Cuando hablamos de reuniones formales, nada impresiona más a los invitados que una mesa formal, sobre todo si está bien puesta. Tomarse el tiempo necesario para colocarla con mimo y cuidado muestra a tus invitados cuánto te preocupas por ellos. Sin embargo, saber qué sitio corresponde a cada utensilio, cuando se han de recoger los platos (o si se han de añadir más), o cuántos vasos debe tener cada invitado, la etiqueta que rige la colocación de una mesa formal puede convertirse en un dolor de cabeza. No obstante, aunque pueda parecer complicado, no es tan difícil una vez que cuentas con los consejos adecuados.
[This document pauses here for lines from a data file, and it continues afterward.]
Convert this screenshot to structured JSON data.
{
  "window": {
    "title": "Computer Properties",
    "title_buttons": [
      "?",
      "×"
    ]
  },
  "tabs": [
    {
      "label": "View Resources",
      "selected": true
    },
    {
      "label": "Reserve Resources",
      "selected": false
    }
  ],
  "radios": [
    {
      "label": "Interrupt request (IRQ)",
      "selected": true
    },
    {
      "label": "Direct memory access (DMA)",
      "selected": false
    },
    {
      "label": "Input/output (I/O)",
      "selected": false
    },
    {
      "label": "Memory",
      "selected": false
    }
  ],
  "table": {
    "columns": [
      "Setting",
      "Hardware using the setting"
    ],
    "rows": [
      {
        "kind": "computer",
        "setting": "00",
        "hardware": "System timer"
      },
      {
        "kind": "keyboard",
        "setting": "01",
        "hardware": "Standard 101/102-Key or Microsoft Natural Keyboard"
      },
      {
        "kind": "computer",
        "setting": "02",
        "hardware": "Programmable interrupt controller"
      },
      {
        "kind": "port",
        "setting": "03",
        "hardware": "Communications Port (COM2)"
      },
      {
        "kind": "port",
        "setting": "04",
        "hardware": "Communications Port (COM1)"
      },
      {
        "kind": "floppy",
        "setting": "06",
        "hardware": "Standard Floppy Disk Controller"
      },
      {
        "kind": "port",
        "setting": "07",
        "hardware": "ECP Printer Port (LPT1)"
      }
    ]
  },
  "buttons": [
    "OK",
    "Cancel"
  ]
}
Incluso si ahora mismo no tienes una ocasión especial para hacerlo, aprender es una obligación para todo buen anfitrión que se precie, además de ayudarte a ser el invitado perfecto en una cena formal.

¿Estás preparada? ¡Empezamos!

 

  • Lo primero que debes saber es que la colocación de la mesa es cuestión de lógica. Por ejemplo, uno siempre empieza a comer usando los cubiertos que están más alejados del plato y va avanzando a medida que también avanza la comida. Los tenedores se colocan a la izquierda, los cuchillos y las cucharas a la derecha. Los vasos y copas siempre se colocan en la parte de arriba y a la derecha del plato, mientras que el pan se sitúa ante los tenedores, a la izquierda. Los cubiertos han de estar alineados con el borde inferior del bajoplato, que se retirará una vez los invitados se coloquen la servilleta en el regazo. El vaso se coloca sobre el cuchillo, la copa de vino blanco a su derecha y la de vino tinto delante de ambos, en el centro. En cuanto a la servilleta, aunque puede parecer parte del protocolo, los expertos aconsejan no ponerla nunca bajo los cubiertos, ya que es lo primero que se coge. Además de todo esto, cuando se planifica una mesa, hay que tener en cuenta pequeños detalles como, por ejemplo, si va a haber un brindis. En este caso habría que añadir una copa de champán y situarla a la derecha para facilitar a los invitados el alzamiento de la misma.

 

  • Si en la cena va a servirse sopa, ha de tenerse en cuenta que ha de servirse en un plato sopero precalentado y tomarse con la cuchara, situada a la derecha. Cuando todos los invitados han terminado y dejan la cuchara, el plato llano, el sopero y la cuchara han de ser retirados. El pan permanecerá en su sitio. Si la sopa se sirve con un plato llano por debajo, el lugar de la cuchará será el plato sopero. Si no hay plato llano, igualmente la cuchara se dejará en el sopero, tanto para una pausa como una vez finalizado el plato. Hay que tener en cuenta que una vez un utensilio toca la comida, no puede volver a tocar el mantel. Como consejo, si la ensalada se sirve tras el plato principal, el tenedor para tomarla se situará al lado del plato, mientras que si se sirve antes, los tenedores se colocaran por este orden (de fuera adentro): tenedor para ensalada, tenedor de pescado y tenedor de carne.

 

 

  • El pescado se ha de servir en un plato mediano. Para comerlo, se utiliza el tenedor más pequeño situado en la parte exterior a la izquierda y el cuchillo de pescado colocado en la parte exterior a la derecha. Cuando los invitados hayan terminado este plato, o cualquier otro, deben colocar los cubiertos de forma diagonal sobre el plato.

 

  • Una vez se ha retirado el segundo plato, es el momento de servir el plato principal. El plato destinado a esto (el más grande), puede ser servido conteniendo ya una porción de comida o vacío, en caso de que la comida se sirva en la mesa. En ambos casos el plato ha de ser precalentado, a no ser que la receta se sirva fría. Este se debe comer con el tenedor y cuchillo de carne.

 

 

  • La ensalada se sirve en un plato mediano y se come con el tenedor de ensalada, el que queda si se sirve tras el plato principal, que tiene un borde más afilado que el resto pudiendo ser empleado para cortar. Tras este plato, el pan y las copas de vino han de ser retirados junto con el plato y el tenedor de la ensalada, dejando la mesa libre para el postre.

 

 

 

  • Para terminar, se sirve el plato pequeño de postre. Para ello, se debe usar el tenedor y la cuchara de postre, que se han de colocar en la parte superior del plato antes de que la comida comience (los dientes del tenedor han de mirar a la derecha y la parte ancha de la cuchara a la izquierda). El vaso de agua es la única pieza de cristalería que debe quedar en la mesa, a no ser que haya un vino a modo de postre o un brindis con champán para terminar.

 

 

 

Una vez terminada la cena, no se nos debe olvidar que la diversión no tiene que acabar con ella. Los expertos aconsejan moverse al salón o, si el espacio no lo permite, tomar el postre en otro lugar (un porche, por ejemplo).